ST. JOSEPH, Minn. – The College of Saint Benedict track and field and cross country programs were very well represented at the 2016 Ragnar Northwest Passage Relay.
Along with
Robin Balder-Lanoue – the head coach of both programs – who has been a member of the Baba Yaga relay team for 22 years, this year's team featured eight total CSB alumnae from 1991 to 2015. With the help of the former CSB runners, Baba Yaga finished in the top 10 overall and was the first all-women's team to cross the finish line at the 2016 race, which spanned across the Washington coast on July 22-23.
Along with Balder-Lanoue, a 1991 CSB grad, CSB Athletic Hall of Fame member Missy Petersen Trenz and Katie Vanselow Zuehlke – both 1998 grads – ran this year's relay, along with Sarah Omann and Erika Litschke Schramm, who both graduated in 2000. Gina Luke '13 and 2015 graduates
Manon Gammon-Deering and
Jenna O'Donnell also joined the relay in 2016.

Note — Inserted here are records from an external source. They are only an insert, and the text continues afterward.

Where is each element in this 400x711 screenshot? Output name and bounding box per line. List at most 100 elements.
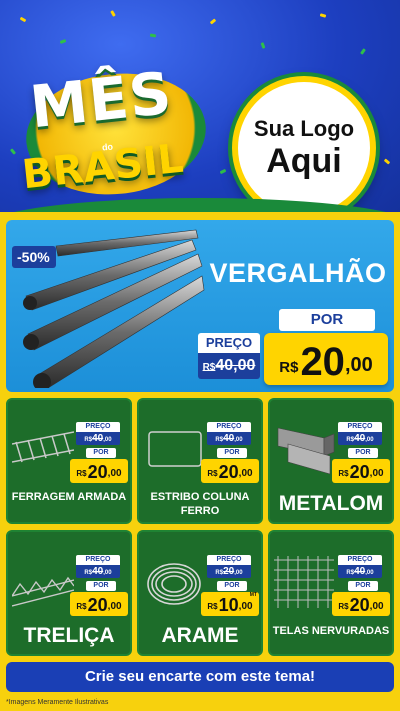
price-tag: R$ 20,00 — [332, 592, 390, 616]
product-name: TRELIÇA — [23, 624, 115, 647]
preco-label: PREÇO — [76, 555, 120, 565]
old-dec: ,00 — [103, 437, 112, 443]
product-name: FERRAGEM ARMADA — [11, 491, 127, 503]
telas-image — [274, 556, 334, 608]
campaign-title: MÊS do BRASIL — [16, 59, 216, 204]
confetti — [209, 18, 217, 25]
currency: R$ — [207, 469, 218, 478]
old-currency: R$ — [84, 437, 93, 443]
old-price: R$20,00 — [207, 565, 251, 578]
logo-line1: Sua Logo — [253, 116, 355, 141]
confetti — [219, 168, 227, 175]
metalom-image — [277, 427, 335, 475]
old-price: R$40,00 — [76, 432, 120, 445]
confetti — [110, 10, 116, 17]
old-int: 40 — [92, 566, 104, 577]
old-price: R$40,00 — [207, 432, 251, 445]
cta-button[interactable]: Crie seu encarte com este tema! — [6, 662, 394, 692]
price-int: 20 — [218, 462, 239, 482]
price-dec: ,00 — [369, 468, 384, 479]
arame-image — [147, 563, 201, 605]
unit: MT — [249, 592, 257, 598]
por-label: POR — [86, 448, 116, 458]
price-dec: ,00 — [238, 601, 253, 612]
confetti — [360, 48, 366, 55]
price-dec: ,00 — [369, 601, 384, 612]
old-currency: R$ — [215, 437, 224, 443]
preco-label: PREÇO — [207, 555, 251, 565]
old-dec: ,00 — [365, 570, 374, 576]
estribo-image — [148, 431, 202, 467]
old-int: 40 — [354, 566, 366, 577]
por-label: POR — [348, 581, 378, 591]
confetti — [59, 39, 67, 44]
confetti — [383, 158, 391, 165]
confetti — [149, 33, 157, 38]
price-tag: R$ 20,00 — [70, 459, 128, 483]
old-price: R$40,00 — [338, 565, 382, 578]
currency: R$ — [207, 602, 218, 611]
price-int: 20 — [349, 462, 370, 482]
price-tag: R$ 10,00 MT — [201, 592, 259, 616]
product-name: ARAME — [161, 624, 239, 647]
discount-badge: -50% — [12, 246, 56, 268]
preco-label: PREÇO — [207, 422, 251, 432]
old-currency: R$ — [215, 570, 224, 576]
price-int: 20 — [349, 595, 370, 615]
price-dec: ,00 — [107, 468, 122, 479]
old-int: 40 — [223, 433, 235, 444]
hero-preco-label: PREÇO — [198, 333, 260, 353]
price-tag: R$ 20,00 — [70, 592, 128, 616]
hero-por-label: POR — [279, 309, 375, 331]
hero-price-tag: R$ 20 ,00 — [264, 333, 388, 385]
por-label: POR — [348, 448, 378, 458]
por-label: POR — [217, 448, 247, 458]
hero-price-int: 20 — [300, 340, 345, 384]
price-dec: ,00 — [107, 601, 122, 612]
hero-price-dec: ,00 — [344, 354, 373, 376]
old-dec: ,00 — [234, 437, 243, 443]
old-int: 40 — [354, 433, 366, 444]
hero-old-price-value: R$40,00 — [203, 357, 256, 374]
currency: R$ — [76, 602, 87, 611]
old-currency: R$ — [84, 570, 93, 576]
hero-old-price: R$40,00 — [198, 353, 260, 379]
confetti — [260, 42, 266, 49]
old-dec: ,00 — [365, 437, 374, 443]
hero-currency: R$ — [279, 359, 299, 376]
price-tag: R$ 20,00 — [201, 459, 259, 483]
old-int: 40 — [92, 433, 104, 444]
old-price: R$40,00 — [338, 432, 382, 445]
por-label: POR — [86, 581, 116, 591]
product-name: ESTRIBO COLUNA FERRO — [150, 491, 250, 517]
preco-label: PREÇO — [338, 555, 382, 565]
footnote: *Imagens Meramente Ilustrativas — [6, 699, 109, 706]
price-int: 20 — [87, 462, 108, 482]
old-int: 20 — [223, 566, 235, 577]
old-currency: R$ — [346, 570, 355, 576]
currency: R$ — [338, 602, 349, 611]
ferragem-image — [12, 431, 74, 463]
old-dec: ,00 — [234, 570, 243, 576]
por-label: POR — [217, 581, 247, 591]
old-dec: ,00 — [103, 570, 112, 576]
price-int: 20 — [87, 595, 108, 615]
price-tag: R$ 20,00 — [332, 459, 390, 483]
product-name: TELAS NERVURADAS — [272, 625, 390, 637]
old-price: R$40,00 — [76, 565, 120, 578]
flyer: MÊS do BRASIL Sua Logo Aqui -50% VERGALH… — [0, 0, 400, 711]
confetti — [319, 13, 327, 18]
header-banner: MÊS do BRASIL Sua Logo Aqui — [0, 0, 400, 222]
preco-label: PREÇO — [338, 422, 382, 432]
hero-old-amount: 40,00 — [215, 357, 256, 374]
confetti — [19, 16, 27, 23]
hero-product-name: VERGALHÃO — [209, 258, 387, 288]
hero-old-currency: R$ — [202, 362, 216, 373]
trelica-image — [12, 576, 74, 607]
logo-line2: Aqui — [266, 142, 342, 180]
price-dec: ,00 — [238, 468, 253, 479]
currency: R$ — [76, 469, 87, 478]
old-currency: R$ — [346, 437, 355, 443]
price-int: 10 — [218, 595, 239, 615]
preco-label: PREÇO — [76, 422, 120, 432]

The 12-woman team finished the 196-mile relay in 24:03.13, the ninth-best time in the 467-team field. Baba Yaga was also the first all-women's team to cross the finish line, and beat out the next-fastest women's team by more than 22 minutes. This marked the second straight year that Baba Yaga, which competed in the Women's Open Division, was the first women's team to cross the finish line. The group finished the Ragnar Relay in 22:48.33.6 in 2015, and beat out the next-fastest all-women's team by almost two hours.
During the Northwest Passage Relay – which starts near the Canadian border in Blaine, Wash., and heads south through the Cascade and Olympic mountain ranges and Puget Sound before ending on Whidbey Island – the 12 runners split up 36 legs of the course. Legs range in distance from three miles to just over 10 miles, and are ranked from easy to very hard.
This marks the second year Baba Yaga has competed in the Ragnar Relay. For the first 20 years of its existence, Baba Yaga ran the Hood to Coast Relay in Oregon. Balder-Lanoue and Baba Yaga won the Hood to Coast Relay outright in 2008.